Abstract: TH-PO716
Fibrillary Glomerulonephritis: A Rare Glomerulonephritis with No Definitive Treatment
Session Information
- Glomerular Diseases: Case Reports - 1
October 24, 2024 | Location: Exhibit Hall, Convention Center
Abstract Time: 10:00 AM - 12:00 PM
Category: Glomerular Diseases
- 1402 Glomerular Diseases: Clinical, Outcomes, and Therapeutics
Authors
- Naing, Htun H., University of Florida, Gainesville, Florida, United States
- Rios Leite, Daniele, University of Florida, Gainesville, Florida, United States
Introduction
Fibrillary glomerulonephritis (FGN) is an uncommon disorder, present in 0.5-1.4% of kidney biopsies. It is mostly seen in Caucasians of 50-60 years of age. It was initially thought to be idiopathic; however, an association with autoimmune disease, malignancy, and HCV infection has been proposed based on recent studies. It typically presents with hematuria, proteinuria, renal function impairment, HTN, and monoclonal gammopathy. For the diagnosis it is required the demonstration of randomly oriented,straight, non-branching, fibrillary deposits with a mean diameter of 20 nm in the mesangium and glomerular capillary walls without microtubule formation and Congo red stain negative.
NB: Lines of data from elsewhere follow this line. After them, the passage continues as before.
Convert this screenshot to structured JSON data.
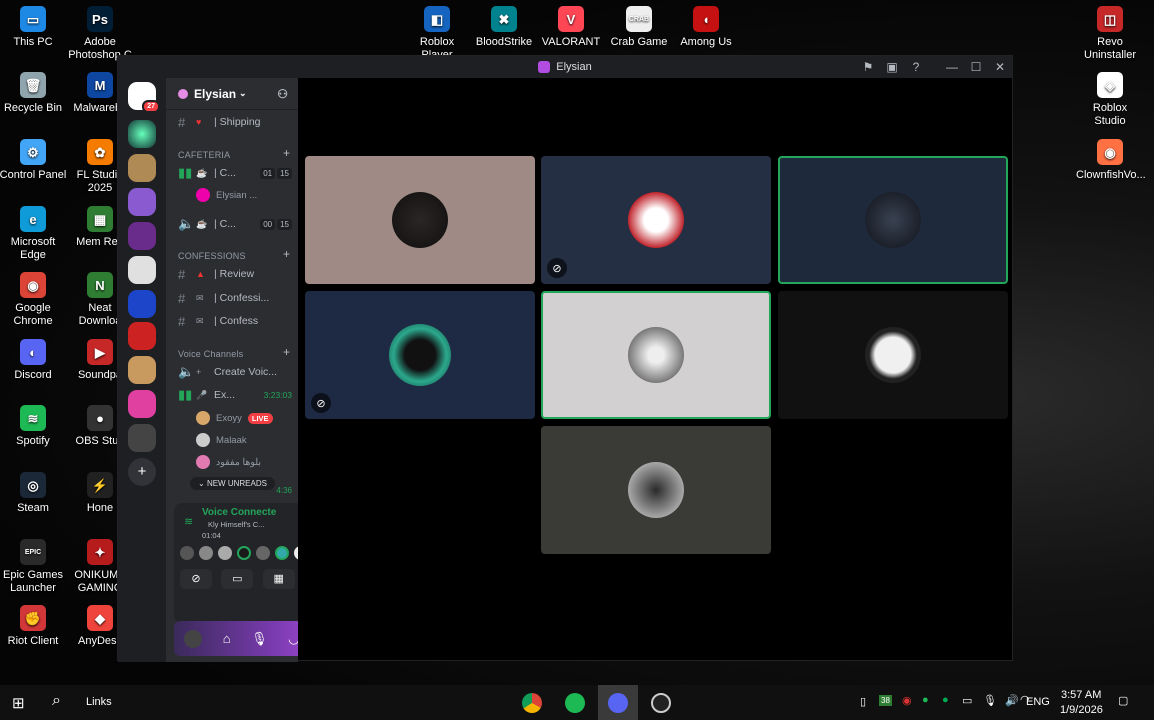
{
  "desktop": {
    "left_icons": [
      {
        "label": "This PC",
        "glyph": "▭",
        "color": "#1e88e5"
      },
      {
        "label": "Recycle Bin",
        "glyph": "🗑",
        "color": "#90a4ae"
      },
      {
        "label": "Control Panel",
        "glyph": "⚙",
        "color": "#42a5f5"
      },
      {
        "label": "Microsoft Edge",
        "glyph": "e",
        "color": "#0f9bd7"
      },
      {
        "label": "Google Chrome",
        "glyph": "◉",
        "color": "#db4437"
      },
      {
        "label": "Discord",
        "glyph": "◐",
        "color": "#5865f2"
      },
      {
        "label": "Spotify",
        "glyph": "≋",
        "color": "#1db954"
      },
      {
        "label": "Steam",
        "glyph": "◎",
        "color": "#1b2838"
      },
      {
        "label": "Epic Games Launcher",
        "glyph": "EPIC",
        "color": "#2a2a2a"
      },
      {
        "label": "Riot Client",
        "glyph": "✊",
        "color": "#d13639"
      }
    ],
    "second_icons": [
      {
        "label": "Adobe Photoshop C",
        "glyph": "Ps",
        "color": "#001e36"
      },
      {
        "label": "Malwareby",
        "glyph": "M",
        "color": "#0d47a1"
      },
      {
        "label": "FL Studio 2025",
        "glyph": "✿",
        "color": "#f57c00"
      },
      {
        "label": "Mem Red",
        "glyph": "▦",
        "color": "#2e7d32"
      },
      {
        "label": "Neat Downloa",
        "glyph": "N",
        "color": "#2e7d32"
      },
      {
        "label": "Soundpa",
        "glyph": "▶",
        "color": "#c62828"
      },
      {
        "label": "OBS Stud",
        "glyph": "●",
        "color": "#333333"
      },
      {
        "label": "Hone",
        "glyph": "⚡",
        "color": "#212121"
      },
      {
        "label": "ONIKUMA GAMING",
        "glyph": "✦",
        "color": "#b71c1c"
      },
      {
        "label": "AnyDesk",
        "glyph": "◆",
        "color": "#ef443b"
      }
    ],
    "top_icons": [
      {
        "label": "Roblox Player",
        "glyph": "◧",
        "color": "#1565c0"
      },
      {
        "label": "BloodStrike",
        "glyph": "✖",
        "color": "#00838f"
      },
      {
        "label": "VALORANT",
        "glyph": "V",
        "color": "#ff4655"
      },
      {
        "label": "Crab Game",
        "glyph": "CRAB",
        "color": "#eeeeee"
      },
      {
        "label": "Among Us",
        "glyph": "◖",
        "color": "#c51111"
      }
    ],
    "right_icons": [
      {
        "label": "Revo Uninstaller",
        "glyph": "◫",
        "color": "#c62828"
      },
      {
        "label": "Roblox Studio",
        "glyph": "◈",
        "color": "#ffffff"
      },
      {
        "label": "ClownfishVo...",
        "glyph": "◉",
        "color": "#ff7043"
      }
    ]
  },
  "discord": {
    "title": "Elysian",
    "server_mention_badge": "27",
    "guild_name": "Elysian",
    "channels": {
      "shipping": "| Shipping",
      "cat_cafeteria": "CAFETERIA",
      "cafe1_name": "| C...",
      "cafe1_count": "01",
      "cafe1_limit": "15",
      "cafe1_user": "Elysian ...",
      "cafe2_name": "| C...",
      "cafe2_count": "00",
      "cafe2_limit": "15",
      "cat_confessions": "CONFESSIONS",
      "review": "| Review",
      "confessi": "| Confessi...",
      "confess": "| Confess",
      "cat_voice": "Voice Channels",
      "create_voice": "Create Voic...",
      "ex_channel": "Ex...",
      "ex_timer": "3:23:03",
      "user1": "Exoyy",
      "user1_live": "LIVE",
      "user2": "Malaak",
      "user3": "بلوها مفقود",
      "new_unreads": "NEW UNREADS",
      "partial_timer": "4:36"
    },
    "voice_panel": {
      "status": "Voice Connecte",
      "channel": "Kly Himself's C...",
      "timer": "01:04"
    }
  },
  "taskbar": {
    "search_label": "Links",
    "tray_badge": "38",
    "lang": "ENG",
    "time": "3:57 AM",
    "date": "1/9/2026"
  }
}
The specific biomarker DNAJB9 can be detected through immunohistochemical stain.
Case Description
A 65-year-old man with medical history significant for lymphoma, tonsillar cancer, prostate cancer, treated HCV, and alcohol use disorder was admitted to the ICU due to alcohol intoxication and pneumonia. He was found to have AKI with microscopic hematuria. His renal function had some improvement initially, with gradual worsening posteriorly, and persistent microscopic hematuria with grade A3 microalbuminuria. He tested negative for ANA, MPO, PR3, anti-GBM, Syphilis, HIV, hepatitis B; C3 and C4 levels were normal. The renal pathology results showed moderate IFTA of 40%, mesangial IgM-dominant immune complex deposition, positive staining for DNAJB9, negative Congo red staining, and haphazardly arranged fibrils within mesangial regions, focally infiltrating the entire width of the GBM, with texture suggestive of fibrillary glomerulonephritis, which was more prominent than the IgM deposition. These results were consistent with FGN. He was found to have a biclonal IgG spike on SPEP, which did not correlate with the findings of IgM deposition. Bone marrow biopsy was normocellular. Cryoglobulin screening was positive. The patient was started on prednisone and ACE-i. His renal function improved but did not return to baseline.
Discussion
Currently, there are no definite treatment guidelines for FGN, and the efficacy of antiproteinuric therapy is unclear. The majority of patients still progress to ESKD, being 40-50% of cases within 2-6 years. Due to the rarity of this condition, further research isneeded for better understanding of the disease process and improvement of treatment outcomes.